[Colloq] Master's thesis defense - Poonam Bhide - Exploiting Implicit and Explicit Network Structures for Text Classification - Thursday April 23rd- 3 PM - 164 WVH

DiFazio, Danielle d.difazio at neu.edu
Wed Apr 22 16:33:30 EDT 2015


Topic: Master's thesis defense
Title: Exploiting Implicit and Explicit Network Structures for Text Classification
Speaker: Poonam Bhide

Date: 4/23 3 pm
Location: 164 WVH

Committee: David Smith, Alan Mislove

Abstract:

The problem of text classification is of great importance and has been studied extensively in the field of Computer Science and Machine Learning. Proliferation of digital media has led to collection of massive data in the form of documents, articles, reviews, and news. While these documents contain much important information, it is difficult to manually examine such massive sets of documents and extract the relevant information from each. Every dataset has different properties and correlations between its attributes. Network structures formed by correlating some useful attributes can be very helpful for categorizing text.
This thesis aims at exploiting the implicit and explicit network structures in legislative bills of the U.S. Congress, to aid in categorizing bill sections. When investigating legislative bills, it becomes clear that bills share a lot of common language. Text reuse amongst bills has resulted in many implicit local alignments amongst bills, where the bill authors do not explicitly mark the content they are copying from previous bills.  Many policies also have explicit references to the United States Code.
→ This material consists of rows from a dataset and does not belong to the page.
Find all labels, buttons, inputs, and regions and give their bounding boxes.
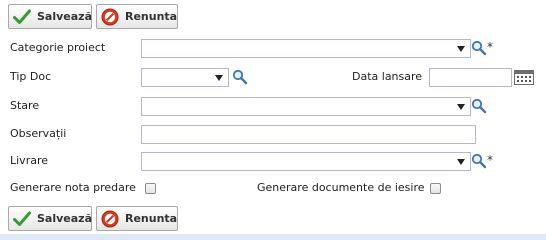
cancel-button-label: Renunta [125,212,178,225]
save-button[interactable]: Salvează [8,206,92,231]
chevron-down-icon[interactable] [214,68,224,87]
top-toolbar: Salvează Renunta [8,4,178,29]
search-icon[interactable] [471,98,487,114]
data-lansare-label: Data lansare [352,70,423,83]
save-button-label: Salvează [37,10,92,23]
data-lansare-input[interactable] [429,68,512,87]
livrare-label: Livrare [10,154,49,167]
observatii-label: Observații [10,127,67,140]
stare-combo[interactable] [141,97,471,116]
cancel-button[interactable]: Renunta [96,206,178,231]
save-button[interactable]: Salvează [8,4,92,29]
required-mark: * [487,153,493,167]
stare-label: Stare [10,99,40,112]
chevron-down-icon[interactable] [456,39,466,58]
cancel-icon [101,8,119,26]
search-icon[interactable] [471,40,487,56]
row-stare: Stare [0,95,546,117]
row-observatii: Observații [0,123,546,145]
generare-nota-label: Generare nota predare [10,181,136,194]
checkmark-icon [13,210,31,228]
categorie-proiect-combo[interactable] [141,39,471,58]
row-livrare: Livrare * [0,150,546,172]
tip-doc-label: Tip Doc [10,70,52,83]
generare-documente-label: Generare documente de iesire [257,181,425,194]
generare-documente-checkbox[interactable] [430,183,441,194]
livrare-combo[interactable] [141,152,471,171]
row-categorie-proiect: Categorie proiect * [0,37,546,59]
row-tip-doc: Tip Doc Data lansare [0,66,546,88]
observatii-input[interactable] [141,125,476,144]
cancel-button-label: Renunta [125,10,178,23]
categorie-proiect-label: Categorie proiect [10,41,106,54]
required-mark: * [487,40,493,54]
calendar-icon[interactable] [514,70,534,85]
row-generare: Generare nota predare Generare documente… [0,177,546,199]
form-panel: Salvează Renunta Categorie proiect * Tip… [0,0,546,240]
search-icon[interactable] [232,69,248,85]
generare-nota-checkbox[interactable] [145,183,156,194]
bottom-toolbar: Salvează Renunta [8,206,178,231]
cancel-button[interactable]: Renunta [96,4,178,29]
checkmark-icon [13,8,31,26]
search-icon[interactable] [471,153,487,169]
chevron-down-icon[interactable] [456,152,466,171]
chevron-down-icon[interactable] [456,97,466,116]
cancel-icon [101,210,119,228]
save-button-label: Salvează [37,212,92,225]
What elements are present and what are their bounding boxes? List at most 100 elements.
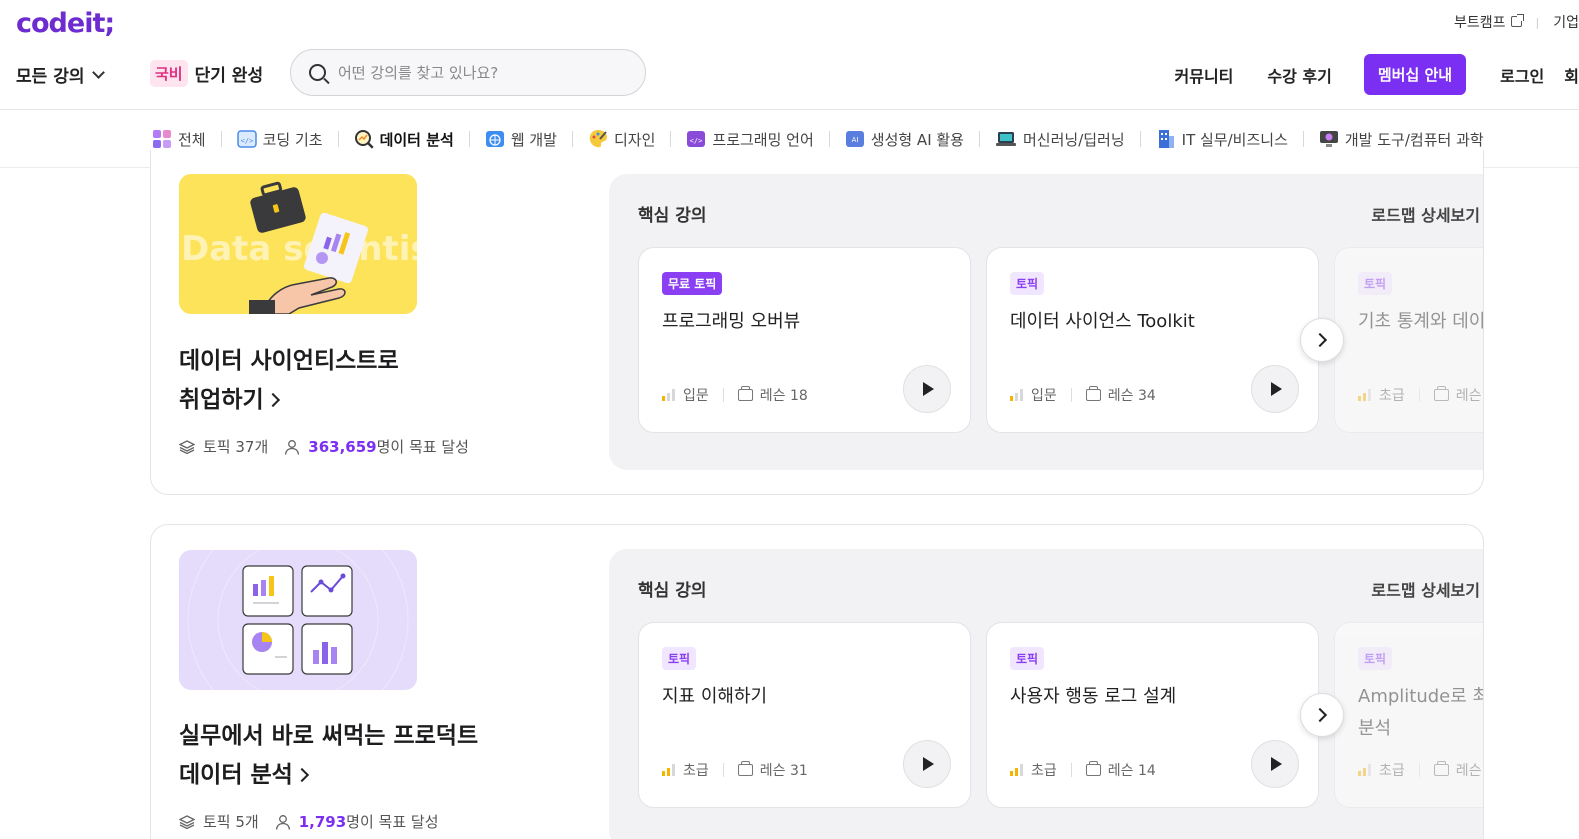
lesson-stack-icon bbox=[737, 386, 753, 401]
play-button[interactable] bbox=[1251, 740, 1299, 788]
site-header: codeit; 부트캠프 | 기업 모든 강의 국비 단기 완성 커뮤니티 수강… bbox=[0, 0, 1579, 110]
divider bbox=[722, 763, 724, 777]
community-link[interactable]: 커뮤니티 bbox=[1175, 63, 1234, 87]
roadmap-detail-link[interactable]: 로드맵 상세보기 bbox=[1371, 577, 1480, 601]
roadmap-card: Data scientist 데이터 사이언티스트로 취업하기 토픽 37개 3… bbox=[150, 150, 1484, 495]
lesson-meta: 입문 레슨 34 bbox=[1010, 385, 1156, 405]
play-icon bbox=[923, 757, 934, 771]
play-button[interactable] bbox=[903, 365, 951, 413]
search-input[interactable] bbox=[338, 63, 618, 82]
level-bars-icon bbox=[1358, 389, 1373, 401]
carousel-next-button[interactable] bbox=[1300, 318, 1344, 362]
svg-text:</>: </> bbox=[690, 137, 703, 145]
reviews-link[interactable]: 수강 후기 bbox=[1267, 63, 1331, 87]
play-button[interactable] bbox=[903, 740, 951, 788]
panel-title: 핵심 강의 bbox=[638, 206, 707, 226]
divider bbox=[1418, 763, 1420, 777]
code-window-icon: </> bbox=[236, 130, 257, 148]
ai-icon: AI bbox=[845, 131, 864, 147]
lesson-card[interactable]: 토픽 사용자 행동 로그 설계 초급 레슨 14 bbox=[986, 622, 1319, 808]
gukbi-short-course-link[interactable]: 국비 단기 완성 bbox=[150, 60, 263, 87]
chevron-right-icon bbox=[265, 392, 280, 408]
divider bbox=[979, 131, 980, 147]
membership-button[interactable]: 멤버십 안내 bbox=[1363, 54, 1467, 95]
level-bars-icon bbox=[1010, 764, 1025, 776]
divider bbox=[670, 131, 672, 147]
lesson-stack-icon bbox=[1085, 761, 1101, 776]
chevron-right-icon bbox=[1312, 332, 1328, 348]
monitor-icon bbox=[1319, 131, 1338, 147]
play-icon bbox=[1271, 382, 1282, 396]
lesson-meta: 초급 레슨 31 bbox=[662, 760, 808, 780]
core-lessons-panel: 핵심 강의 로드맵 상세보기 무료 토픽 프로그래밍 오버뷰 입문 레슨 18 … bbox=[609, 174, 1483, 470]
divider bbox=[1139, 131, 1141, 147]
product-analytics-illustration bbox=[187, 550, 409, 690]
course-meta: 토픽 5개 1,793 명이 목표 달성 bbox=[179, 811, 439, 832]
divider bbox=[722, 388, 724, 402]
building-icon bbox=[1158, 130, 1174, 148]
gukbi-badge: 국비 bbox=[150, 60, 188, 87]
enterprise-link[interactable]: 기업 bbox=[1553, 12, 1579, 32]
lesson-meta: 입문 레슨 18 bbox=[662, 385, 808, 405]
divider bbox=[1302, 131, 1304, 147]
codeit-logo[interactable]: codeit; bbox=[16, 8, 115, 39]
divider bbox=[571, 131, 573, 147]
course-title-link[interactable]: 데이터 사이언티스트로 취업하기 bbox=[179, 342, 539, 420]
lesson-card[interactable]: 토픽 지표 이해하기 초급 레슨 31 bbox=[638, 622, 971, 808]
course-thumbnail[interactable]: Data scientist bbox=[179, 174, 417, 314]
lesson-title: 사용자 행동 로그 설계 bbox=[1010, 686, 1177, 707]
grid-icon bbox=[153, 130, 171, 148]
thumbnail-background-text: Data scientist bbox=[181, 229, 417, 269]
roadmap-card: 실무에서 바로 써먹는 프로덕트 데이터 분석 토픽 5개 1,793 명이 목… bbox=[150, 524, 1484, 839]
search-bar[interactable] bbox=[290, 49, 646, 96]
course-title-link[interactable]: 실무에서 바로 써먹는 프로덕트 데이터 분석 bbox=[179, 717, 539, 795]
lesson-card[interactable]: 토픽 기초 통계와 데이 초급 레슨 bbox=[1334, 247, 1483, 433]
divider bbox=[1070, 763, 1072, 777]
globe-icon bbox=[485, 131, 504, 147]
login-link[interactable]: 로그인 bbox=[1500, 63, 1544, 87]
code-tag-icon: </> bbox=[687, 131, 706, 147]
svg-text:AI: AI bbox=[851, 136, 858, 144]
lesson-meta: 초급 레슨 bbox=[1358, 385, 1482, 405]
divider bbox=[1070, 388, 1072, 402]
topic-count: 토픽 37개 bbox=[203, 438, 269, 456]
chevron-down-icon bbox=[92, 65, 106, 79]
magnifier-chart-icon bbox=[354, 130, 374, 149]
level-bars-icon bbox=[662, 389, 677, 401]
course-thumbnail[interactable] bbox=[179, 550, 417, 690]
person-icon bbox=[275, 814, 290, 830]
svg-text:</>: </> bbox=[240, 137, 253, 145]
laptop-icon bbox=[996, 132, 1016, 146]
course-meta: 토픽 37개 363,659 명이 목표 달성 bbox=[179, 436, 469, 457]
lesson-stack-icon bbox=[1433, 386, 1449, 401]
divider bbox=[1418, 388, 1420, 402]
bootcamp-link[interactable]: 부트캠프 bbox=[1454, 12, 1524, 32]
header-nav: 커뮤니티 수강 후기 멤버십 안내 로그인 회 bbox=[1141, 54, 1579, 95]
chevron-right-icon bbox=[294, 767, 309, 783]
achiever-count: 363,659 bbox=[308, 437, 377, 456]
top-links: 부트캠프 | 기업 bbox=[1454, 12, 1579, 32]
external-link-icon bbox=[1510, 14, 1524, 27]
play-icon bbox=[923, 382, 934, 396]
roadmap-detail-link[interactable]: 로드맵 상세보기 bbox=[1371, 202, 1480, 226]
topic-tag: 토픽 bbox=[1358, 647, 1393, 670]
lesson-card[interactable]: 토픽 데이터 사이언스 Toolkit 입문 레슨 34 bbox=[986, 247, 1319, 433]
topic-tag: 토픽 bbox=[662, 647, 697, 670]
divider bbox=[828, 131, 830, 147]
divider bbox=[468, 131, 470, 147]
carousel-next-button[interactable] bbox=[1300, 693, 1344, 737]
signup-link[interactable]: 회 bbox=[1564, 63, 1579, 87]
achiever-count: 1,793 bbox=[298, 812, 347, 831]
lesson-stack-icon bbox=[1433, 761, 1449, 776]
all-courses-menu[interactable]: 모든 강의 bbox=[16, 62, 106, 87]
palette-icon bbox=[589, 130, 607, 148]
divider bbox=[337, 131, 339, 147]
play-button[interactable] bbox=[1251, 365, 1299, 413]
topic-tag: 토픽 bbox=[1358, 272, 1393, 295]
lesson-card[interactable]: 토픽 Amplitude로 최 분석 초급 레슨 bbox=[1334, 622, 1484, 808]
lesson-meta: 초급 레슨 14 bbox=[1010, 760, 1156, 780]
lesson-card[interactable]: 무료 토픽 프로그래밍 오버뷰 입문 레슨 18 bbox=[638, 247, 971, 433]
topic-count: 토픽 5개 bbox=[203, 813, 259, 831]
panel-title: 핵심 강의 bbox=[638, 581, 707, 601]
lesson-title: Amplitude로 최 분석 bbox=[1358, 686, 1484, 739]
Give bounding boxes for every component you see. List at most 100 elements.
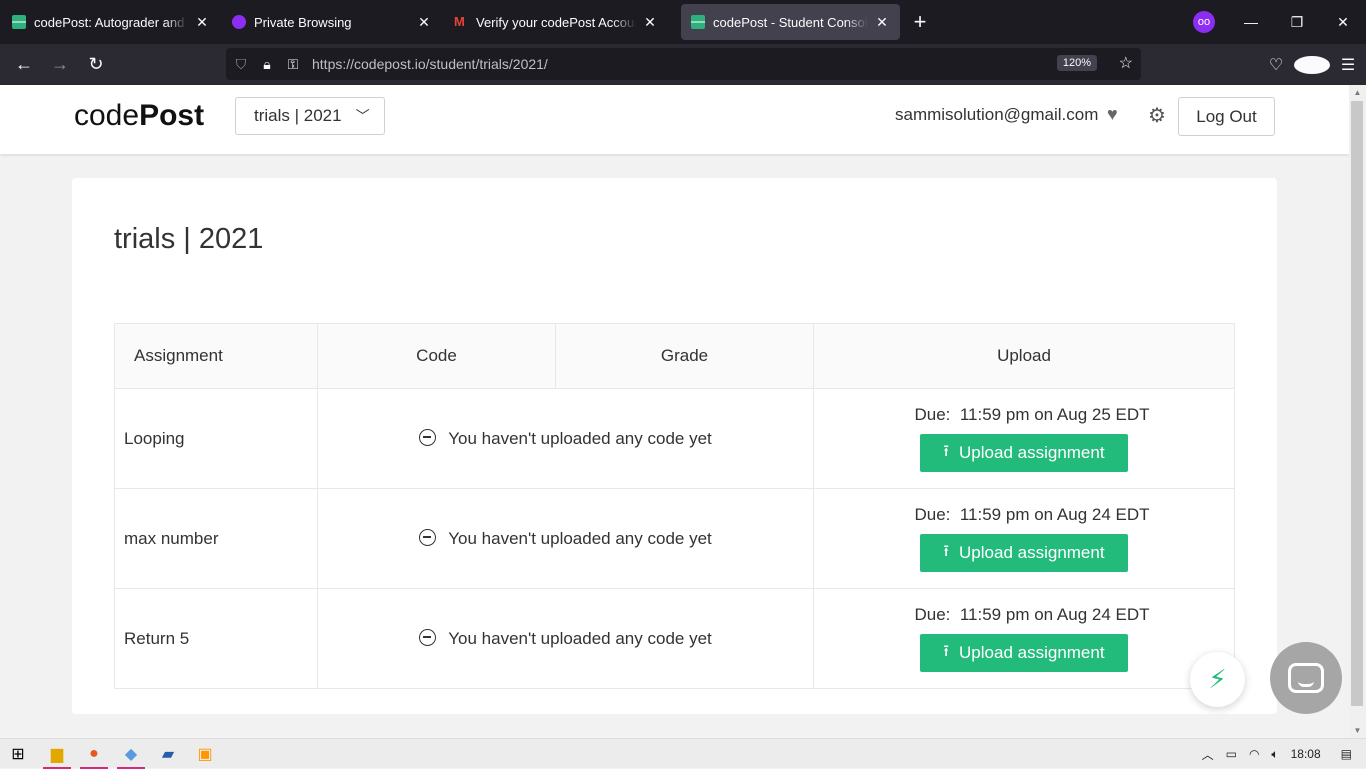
tab-student-console[interactable]: codePost - Student Console ✕ xyxy=(681,4,900,40)
tab-private-browsing[interactable]: Private Browsing ✕ xyxy=(222,4,442,40)
assignment-name: max number xyxy=(114,488,318,589)
due-label: Due: xyxy=(914,505,951,524)
course-selector[interactable]: trials | 2021 ﹀ xyxy=(235,97,385,135)
back-arrow-icon[interactable]: ← xyxy=(6,54,42,75)
upload-cell: Due: 11:59 pm on Aug 24 EDT ⭱ Upload assi… xyxy=(813,488,1235,589)
key-icon[interactable]: ⚿ xyxy=(280,56,306,73)
user-email: sammisolution@gmail.com xyxy=(895,105,1099,124)
close-window-icon[interactable]: ✕ xyxy=(1320,14,1366,31)
file-explorer-icon[interactable]: ▆ xyxy=(39,739,75,769)
close-tab-icon[interactable]: ✕ xyxy=(642,14,658,31)
column-header-assignment: Assignment xyxy=(114,323,318,389)
scrollbar-thumb[interactable] xyxy=(1351,101,1363,706)
codepost-favicon-icon xyxy=(12,15,26,29)
url-bar[interactable]: ⛉ 🔒︎ ⚿ https://codepost.io/student/trial… xyxy=(226,48,1141,80)
vertical-scrollbar[interactable]: ▲ ▼ xyxy=(1349,85,1366,738)
windows-start-icon[interactable]: ⊞ xyxy=(0,739,36,769)
page-content: codePost trials | 2021 ﹀ sammisolution@g… xyxy=(0,85,1349,738)
due-date: Due: 11:59 pm on Aug 24 EDT xyxy=(814,505,1234,525)
code-status-text: You haven't uploaded any code yet xyxy=(448,428,712,448)
upload-button-label: Upload assignment xyxy=(959,543,1105,562)
upload-cell: Due: 11:59 pm on Aug 24 EDT ⭱ Upload assi… xyxy=(813,588,1235,689)
forward-arrow-icon[interactable]: → xyxy=(42,54,78,75)
minus-circle-icon xyxy=(419,628,437,646)
column-header-grade: Grade xyxy=(555,323,814,389)
bookmark-star-icon[interactable]: ☆ xyxy=(1119,53,1133,73)
gear-icon[interactable]: ⚙ xyxy=(1148,103,1166,128)
lightning-bolt-button[interactable]: ⚡︎ xyxy=(1190,652,1245,707)
minus-circle-icon xyxy=(419,528,437,546)
scroll-down-arrow-icon[interactable]: ▼ xyxy=(1349,726,1366,735)
minimize-icon[interactable]: — xyxy=(1228,14,1274,30)
upload-assignment-button[interactable]: ⭱ Upload assignment xyxy=(920,534,1128,572)
tab-codepost-autograder[interactable]: codePost: Autograder and code ✕ xyxy=(2,4,220,40)
close-tab-icon[interactable]: ✕ xyxy=(194,14,210,31)
heart-icon[interactable]: ♥ xyxy=(1107,104,1118,125)
tray-chevron-up-icon[interactable]: ︿ xyxy=(1202,746,1214,763)
table-header-row: Assignment Code Grade Upload xyxy=(114,323,1235,389)
minus-circle-icon xyxy=(419,428,437,446)
table-row: max number You haven't uploaded any code… xyxy=(114,488,1235,589)
upload-assignment-button[interactable]: ⭱ Upload assignment xyxy=(920,434,1128,472)
upload-icon: ⭱ xyxy=(943,542,950,560)
due-value: 11:59 pm on Aug 24 EDT xyxy=(959,605,1150,624)
tab-title: codePost: Autograder and code xyxy=(34,14,188,30)
table-row: Looping You haven't uploaded any code ye… xyxy=(114,388,1235,489)
code-status-text: You haven't uploaded any code yet xyxy=(448,628,712,648)
due-value: 11:59 pm on Aug 25 EDT xyxy=(959,405,1150,424)
sublime-text-icon[interactable]: ▣ xyxy=(187,739,223,769)
column-header-code: Code xyxy=(317,323,556,389)
clock-time[interactable]: 18:08 xyxy=(1291,747,1321,761)
due-date: Due: 11:59 pm on Aug 24 EDT xyxy=(814,605,1234,625)
upload-cell: Due: 11:59 pm on Aug 25 EDT ⭱ Upload assi… xyxy=(813,388,1235,489)
logo-bold-text: Post xyxy=(139,99,205,132)
shield-icon[interactable]: ⛉ xyxy=(228,56,254,73)
account-initial: S xyxy=(1294,55,1330,74)
code-status-cell: You haven't uploaded any code yet xyxy=(317,588,814,689)
code-status-text: You haven't uploaded any code yet xyxy=(448,528,712,548)
menu-hamburger-icon[interactable]: ☰ xyxy=(1330,55,1366,75)
wifi-icon[interactable]: ◠ xyxy=(1249,747,1259,761)
firefox-icon[interactable]: ● xyxy=(76,739,112,769)
new-tab-button[interactable]: + xyxy=(900,9,940,35)
volume-icon[interactable]: 🔈︎ xyxy=(1271,747,1278,762)
codepost-logo[interactable]: codePost xyxy=(74,99,204,133)
upload-button-label: Upload assignment xyxy=(959,643,1105,662)
notifications-icon[interactable]: ▤ xyxy=(1341,747,1352,761)
code-status-cell: You haven't uploaded any code yet xyxy=(317,388,814,489)
scroll-up-arrow-icon[interactable]: ▲ xyxy=(1349,88,1366,97)
chat-launcher-button[interactable] xyxy=(1270,642,1342,714)
tab-title: Private Browsing xyxy=(254,14,352,30)
assignments-table: Assignment Code Grade Upload Looping You… xyxy=(114,323,1235,689)
private-mask-icon xyxy=(232,15,246,29)
account-icon[interactable]: S xyxy=(1294,55,1330,74)
app-diamond-icon[interactable]: ◆ xyxy=(113,739,149,769)
logout-button[interactable]: Log Out xyxy=(1178,97,1275,136)
window-controls: — ❐ ✕ xyxy=(1228,0,1366,44)
reload-icon[interactable]: ↻ xyxy=(78,54,114,75)
browser-toolbar-right: ♡ S ☰ xyxy=(1258,44,1366,85)
pocket-icon[interactable]: ♡ xyxy=(1258,55,1294,75)
close-tab-icon[interactable]: ✕ xyxy=(416,14,432,31)
restore-icon[interactable]: ❐ xyxy=(1274,14,1320,31)
upload-assignment-button[interactable]: ⭱ Upload assignment xyxy=(920,634,1128,672)
assignments-card: trials | 2021 Assignment Code Grade Uplo… xyxy=(72,178,1277,714)
zoom-level[interactable]: 120% xyxy=(1056,55,1097,71)
tab-title: codePost - Student Console xyxy=(713,14,868,30)
lock-icon[interactable]: 🔒︎ xyxy=(254,56,280,73)
browser-tab-bar: codePost: Autograder and code ✕ Private … xyxy=(0,0,1366,44)
battery-icon[interactable]: ▭ xyxy=(1226,747,1237,761)
due-value: 11:59 pm on Aug 24 EDT xyxy=(959,505,1150,524)
powershell-icon[interactable]: ▰ xyxy=(150,739,186,769)
due-label: Due: xyxy=(914,405,951,424)
assignment-name: Looping xyxy=(114,388,318,489)
code-status-cell: You haven't uploaded any code yet xyxy=(317,488,814,589)
url-text[interactable]: https://codepost.io/student/trials/2021/ xyxy=(312,56,548,72)
due-date: Due: 11:59 pm on Aug 25 EDT xyxy=(814,405,1234,425)
tab-gmail-verify[interactable]: M Verify your codePost Account! - ✕ xyxy=(444,4,668,40)
gmail-icon: M xyxy=(454,14,465,29)
tab-title: Verify your codePost Account! - xyxy=(476,14,636,30)
close-tab-icon[interactable]: ✕ xyxy=(874,14,890,31)
upload-icon: ⭱ xyxy=(943,642,950,660)
system-tray: ︿ ▭ ◠ 🔈︎ 18:08 ▤ xyxy=(1196,739,1366,769)
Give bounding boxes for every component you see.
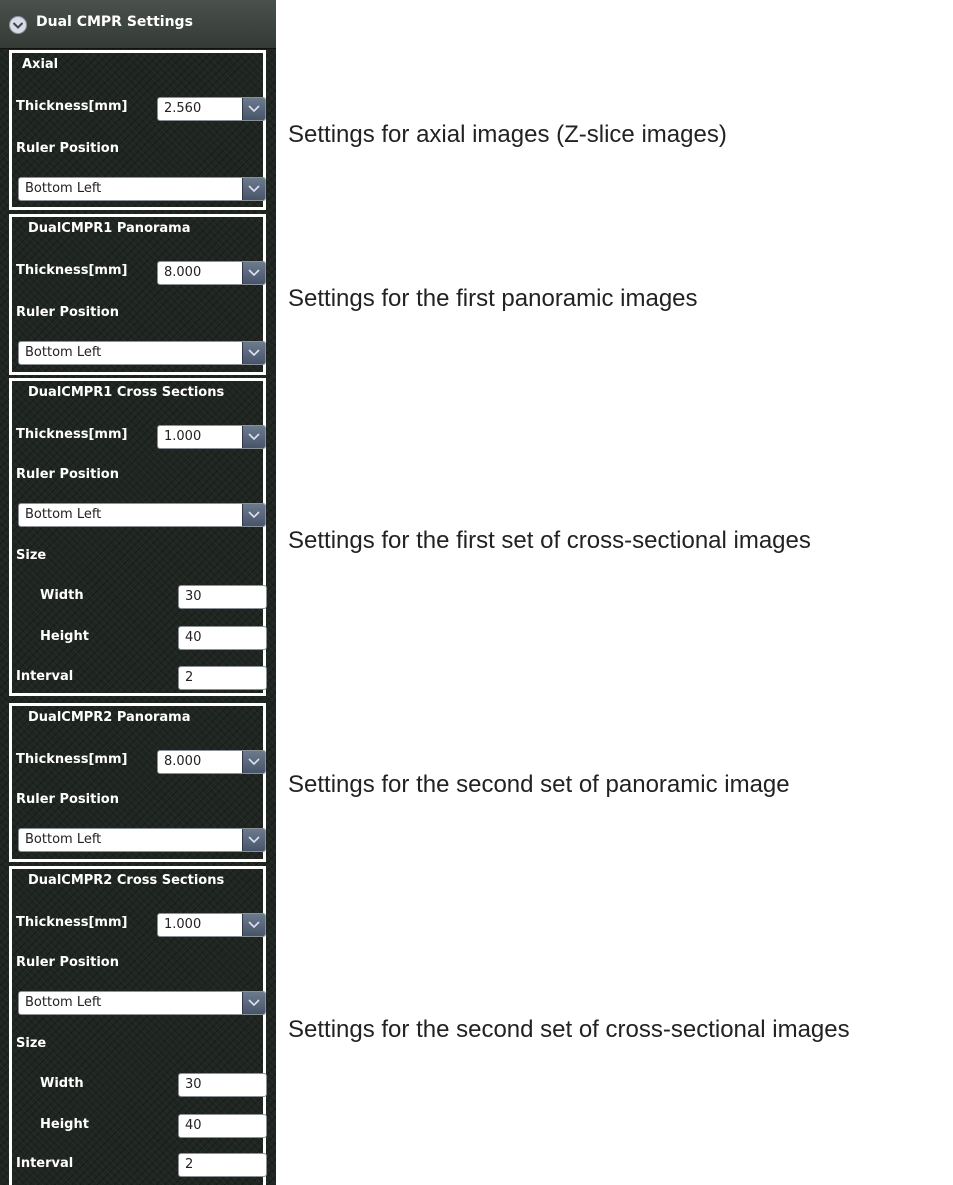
width-input[interactable]: 30 [178,1073,267,1097]
ruler-position-dropdown[interactable]: Bottom Left [18,177,266,201]
interval-label: Interval [16,1156,74,1171]
height-input[interactable]: 40 [178,626,267,650]
width-label: Width [40,588,84,603]
height-input[interactable]: 40 [178,1114,267,1138]
height-value: 40 [185,1118,202,1133]
size-label: Size [16,1036,47,1051]
dualcmpr1-panorama-section: DualCMPR1 Panorama Thickness[mm] 8.000 R… [9,214,266,375]
ruler-position-value: Bottom Left [25,832,102,847]
ruler-position-dropdown[interactable]: Bottom Left [18,341,266,365]
section-title: DualCMPR2 Panorama [28,710,191,725]
thickness-value: 1.000 [164,429,202,444]
panel-title: Dual CMPR Settings [36,14,193,30]
dualcmpr2-panorama-section: DualCMPR2 Panorama Thickness[mm] 8.000 R… [9,703,266,862]
height-label: Height [40,629,89,644]
interval-input[interactable]: 2 [178,666,267,690]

Such implicit and explicit structures in the corpus can aid the text classification of bill sections.
An important problem for political scientists aiming to analyze the legislative process is detecting instances of policy proposals. A bill section that either conveys a new policy or changes brought about to an older version of the policy can be classified as a policy idea. On the other hand, statements such as those made in adherence to laws, and references made to historical events or laws are non-policy ideas. The primary evaluation in this thesis is performed on a database of bill sections annotated by political scientists for this kind of policy content. 
We present analysis of implicit and explicit network structures that may have some impact on the text classification. In future, successful development of efficient classifier algorithm for complex text cases will enable rapid data search and information retrieval. This project aims at contributing in the groundwork for the ongoing research, by taking a classification problem along with network structures.